Politechnika Warszawska na drodze Asseco Resovii

Marek Bluj
Asseco Resovia chce kontynuować zwycięską serię w warszawskiej hali Torwar. Dla kibiców losowana będzie wycieczka na Wyspy Kanaryjskie. Transmisja spotkania w Radiu Rzeszów
Asseco Resovia chce kontynuować zwycięską serię w warszawskiej hali Torwar. Dla kibiców losowana będzie wycieczka na Wyspy Kanaryjskie. Transmisja spotkania w Radiu Rzeszów fot. Bartosz Frydrych
- Wcale nie myślimy tylko o urwaniu Asseco Resovii punktu. Chcemy z nią wygrać! - twierdzi Michał Filip, atakujący warszawskiej Politechniki.

Dziś w ekstraklasie mecze 7. kolejki. Asseco Resovia, mająca na koncie komplet zwycięstw, zagra w stolicy z zupełnie nieźle poczynającą sobie Politechniką. Początek meczu o godz. 19 w hali Torwar.

Stołeczny zespół pokonał Transfer Bydgoszcz, Effector Kielce, AZS Częstochowa i Cuprum Lubin, przegrał natomiast z BBTS-em Bielsko-Biała i Skrą Bełchatów. Team trenera Jakuba Bednaruka składa się z młodych wilków, które przed nikim nie czują respektu. Przed naszymi wicemistrzami Polski także.

- Dla moich młodych siatkarzy zagrać przeciwko mistrzom świata to święto. Sam już nie mogę doczekać się tego spotkania - uśmiecha się znacząco Bednaruk.

Pierwsze skrzypce w ekipie polibudy gra nasz Michał Filip. "Nasz", bo został wypożyczony z Resovii do tej drużyny. Zdobywa dla warszawian najwięcej punktów, nagradzany jest statuetkami MVP. Rozwija swój talent.

- Rzeczywiście, gra mi się bardzo dobrze. Czuję się świetnie, ale uważam, że to jeszcze nie jest to, stać nas na więcej. Będziemy grali jeszcze lepiej - zapowiada Michał.

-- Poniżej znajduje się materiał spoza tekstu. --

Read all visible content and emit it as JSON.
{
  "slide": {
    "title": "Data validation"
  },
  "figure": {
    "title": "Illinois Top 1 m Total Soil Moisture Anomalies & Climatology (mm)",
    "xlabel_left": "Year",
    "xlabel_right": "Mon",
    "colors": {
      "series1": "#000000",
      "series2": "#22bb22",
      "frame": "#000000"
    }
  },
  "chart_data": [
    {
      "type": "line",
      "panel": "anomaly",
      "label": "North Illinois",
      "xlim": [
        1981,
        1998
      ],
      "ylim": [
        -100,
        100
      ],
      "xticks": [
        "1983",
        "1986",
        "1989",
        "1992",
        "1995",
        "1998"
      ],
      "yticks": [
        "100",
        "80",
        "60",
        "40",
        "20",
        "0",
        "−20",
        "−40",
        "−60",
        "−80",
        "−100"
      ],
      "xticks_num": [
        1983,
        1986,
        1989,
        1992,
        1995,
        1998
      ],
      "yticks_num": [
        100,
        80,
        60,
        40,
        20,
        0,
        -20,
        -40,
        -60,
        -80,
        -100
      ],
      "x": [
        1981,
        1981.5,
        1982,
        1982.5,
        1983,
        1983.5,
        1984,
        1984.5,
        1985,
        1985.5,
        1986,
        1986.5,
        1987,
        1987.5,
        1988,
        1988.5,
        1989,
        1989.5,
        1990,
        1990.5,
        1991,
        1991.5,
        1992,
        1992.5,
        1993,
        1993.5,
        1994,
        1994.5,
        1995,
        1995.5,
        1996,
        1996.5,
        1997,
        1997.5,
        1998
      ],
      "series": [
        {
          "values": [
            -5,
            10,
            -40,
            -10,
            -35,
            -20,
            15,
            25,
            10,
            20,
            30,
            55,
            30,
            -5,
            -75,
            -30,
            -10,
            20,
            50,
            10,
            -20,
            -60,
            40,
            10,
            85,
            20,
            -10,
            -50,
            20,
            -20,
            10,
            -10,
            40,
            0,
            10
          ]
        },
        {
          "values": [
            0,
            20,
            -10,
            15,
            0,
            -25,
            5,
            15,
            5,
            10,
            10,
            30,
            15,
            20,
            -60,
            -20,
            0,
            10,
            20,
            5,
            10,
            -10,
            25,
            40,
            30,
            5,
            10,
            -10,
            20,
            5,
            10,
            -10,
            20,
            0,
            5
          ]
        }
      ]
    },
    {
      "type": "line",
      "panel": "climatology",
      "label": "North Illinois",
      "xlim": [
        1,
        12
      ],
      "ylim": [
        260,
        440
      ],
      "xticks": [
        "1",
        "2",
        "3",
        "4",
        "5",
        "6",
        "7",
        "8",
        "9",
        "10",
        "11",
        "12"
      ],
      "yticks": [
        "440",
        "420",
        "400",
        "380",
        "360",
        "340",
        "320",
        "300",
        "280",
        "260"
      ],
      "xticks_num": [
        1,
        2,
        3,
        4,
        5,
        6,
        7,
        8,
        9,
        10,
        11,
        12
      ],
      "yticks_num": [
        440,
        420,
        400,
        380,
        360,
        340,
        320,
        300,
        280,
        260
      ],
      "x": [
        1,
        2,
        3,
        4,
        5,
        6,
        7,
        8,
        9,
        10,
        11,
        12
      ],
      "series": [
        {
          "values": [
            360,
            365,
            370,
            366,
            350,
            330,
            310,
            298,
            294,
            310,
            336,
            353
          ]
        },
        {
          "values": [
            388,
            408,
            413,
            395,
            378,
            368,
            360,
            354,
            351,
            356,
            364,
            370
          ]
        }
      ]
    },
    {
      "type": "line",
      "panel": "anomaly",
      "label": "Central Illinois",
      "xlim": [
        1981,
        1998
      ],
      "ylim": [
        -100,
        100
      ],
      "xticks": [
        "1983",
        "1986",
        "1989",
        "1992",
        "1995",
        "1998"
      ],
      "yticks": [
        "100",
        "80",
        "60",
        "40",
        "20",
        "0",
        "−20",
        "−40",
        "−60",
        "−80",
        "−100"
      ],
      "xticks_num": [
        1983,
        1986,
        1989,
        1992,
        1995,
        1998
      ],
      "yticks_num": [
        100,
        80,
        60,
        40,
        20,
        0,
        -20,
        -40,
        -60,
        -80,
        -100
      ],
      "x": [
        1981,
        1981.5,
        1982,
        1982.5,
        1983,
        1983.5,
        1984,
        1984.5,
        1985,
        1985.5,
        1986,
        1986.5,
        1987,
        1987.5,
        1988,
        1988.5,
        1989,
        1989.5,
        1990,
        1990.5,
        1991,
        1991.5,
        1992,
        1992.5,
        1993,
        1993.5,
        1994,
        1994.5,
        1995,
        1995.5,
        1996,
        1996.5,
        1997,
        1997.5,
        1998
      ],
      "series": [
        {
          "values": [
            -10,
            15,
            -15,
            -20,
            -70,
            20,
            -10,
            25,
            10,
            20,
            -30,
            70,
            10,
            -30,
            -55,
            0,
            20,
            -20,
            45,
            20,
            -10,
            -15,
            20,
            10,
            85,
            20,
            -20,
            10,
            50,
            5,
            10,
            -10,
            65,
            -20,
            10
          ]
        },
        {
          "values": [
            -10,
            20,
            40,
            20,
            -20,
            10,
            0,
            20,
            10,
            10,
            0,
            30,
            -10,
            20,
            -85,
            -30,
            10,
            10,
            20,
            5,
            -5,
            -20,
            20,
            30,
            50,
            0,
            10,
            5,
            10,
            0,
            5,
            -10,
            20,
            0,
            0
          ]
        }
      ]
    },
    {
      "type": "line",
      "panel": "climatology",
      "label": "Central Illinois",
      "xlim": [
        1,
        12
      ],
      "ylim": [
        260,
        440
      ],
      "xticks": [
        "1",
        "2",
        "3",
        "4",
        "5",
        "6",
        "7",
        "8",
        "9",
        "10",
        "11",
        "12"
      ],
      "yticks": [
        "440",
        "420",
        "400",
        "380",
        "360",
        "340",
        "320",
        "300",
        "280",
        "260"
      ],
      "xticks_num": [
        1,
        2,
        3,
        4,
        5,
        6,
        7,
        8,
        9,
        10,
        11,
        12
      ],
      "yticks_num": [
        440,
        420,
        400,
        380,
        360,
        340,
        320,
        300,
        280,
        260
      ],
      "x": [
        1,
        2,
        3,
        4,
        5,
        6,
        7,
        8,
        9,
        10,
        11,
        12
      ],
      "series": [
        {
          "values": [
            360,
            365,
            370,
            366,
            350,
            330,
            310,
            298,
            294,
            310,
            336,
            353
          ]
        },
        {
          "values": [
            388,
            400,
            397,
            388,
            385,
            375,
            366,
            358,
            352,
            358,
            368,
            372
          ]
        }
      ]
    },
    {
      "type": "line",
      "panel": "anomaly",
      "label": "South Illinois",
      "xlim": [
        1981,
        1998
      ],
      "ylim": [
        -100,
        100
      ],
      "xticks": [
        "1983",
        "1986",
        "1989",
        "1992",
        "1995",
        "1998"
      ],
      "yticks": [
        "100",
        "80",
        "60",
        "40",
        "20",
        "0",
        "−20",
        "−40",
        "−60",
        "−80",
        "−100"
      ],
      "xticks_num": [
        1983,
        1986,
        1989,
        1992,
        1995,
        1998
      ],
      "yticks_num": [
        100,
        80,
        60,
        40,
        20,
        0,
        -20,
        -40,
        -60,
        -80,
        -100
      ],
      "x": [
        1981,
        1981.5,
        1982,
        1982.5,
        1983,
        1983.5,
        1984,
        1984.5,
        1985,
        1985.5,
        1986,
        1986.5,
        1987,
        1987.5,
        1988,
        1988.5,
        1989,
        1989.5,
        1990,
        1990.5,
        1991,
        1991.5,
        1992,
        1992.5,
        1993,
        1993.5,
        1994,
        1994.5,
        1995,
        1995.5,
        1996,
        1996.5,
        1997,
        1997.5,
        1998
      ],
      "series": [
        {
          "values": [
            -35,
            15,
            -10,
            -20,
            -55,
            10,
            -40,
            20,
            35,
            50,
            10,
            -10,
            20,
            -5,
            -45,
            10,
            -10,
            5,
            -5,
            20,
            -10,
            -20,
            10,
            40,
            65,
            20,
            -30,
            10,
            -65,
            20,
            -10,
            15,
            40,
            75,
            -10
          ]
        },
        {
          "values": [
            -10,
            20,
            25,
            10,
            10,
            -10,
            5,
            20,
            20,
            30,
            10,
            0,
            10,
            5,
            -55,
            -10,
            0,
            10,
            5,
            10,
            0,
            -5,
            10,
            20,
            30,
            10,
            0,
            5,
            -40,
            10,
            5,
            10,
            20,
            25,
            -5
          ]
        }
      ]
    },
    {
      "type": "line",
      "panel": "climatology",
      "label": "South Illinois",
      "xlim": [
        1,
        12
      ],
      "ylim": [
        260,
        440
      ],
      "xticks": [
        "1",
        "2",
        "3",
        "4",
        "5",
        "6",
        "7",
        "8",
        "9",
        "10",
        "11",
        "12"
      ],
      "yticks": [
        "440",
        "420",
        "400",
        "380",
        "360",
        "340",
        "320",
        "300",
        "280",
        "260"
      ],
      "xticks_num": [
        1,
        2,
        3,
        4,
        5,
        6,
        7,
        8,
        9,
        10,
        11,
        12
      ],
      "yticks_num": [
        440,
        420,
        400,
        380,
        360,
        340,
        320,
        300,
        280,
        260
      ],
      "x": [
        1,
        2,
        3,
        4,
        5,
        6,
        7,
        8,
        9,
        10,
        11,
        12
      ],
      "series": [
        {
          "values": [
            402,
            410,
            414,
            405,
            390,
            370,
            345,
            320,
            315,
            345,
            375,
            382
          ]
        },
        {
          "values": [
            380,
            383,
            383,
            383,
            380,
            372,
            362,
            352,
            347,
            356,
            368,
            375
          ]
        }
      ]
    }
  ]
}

Oprócz niego w Politechnice na zasadach wypożyczenia gra jeszcze trzech zawodników Resovii: Aleksander Śliwka oraz Bartkowie - Lemański i Mordyl.

- Spotkania z Resovią nie będziemy traktować jako meczu przeciwko swojej drużynie, nie zamierzamy niczego udowadniać, bo nie o to chodzi. To dla nas kolejny bardzo ważny pojedynek, stąd duża mobilizacja - dodaje Michał.

- Nie możemy w Warszawie stracić punktu - uważa nasz libero Krzysztof Ignaczak.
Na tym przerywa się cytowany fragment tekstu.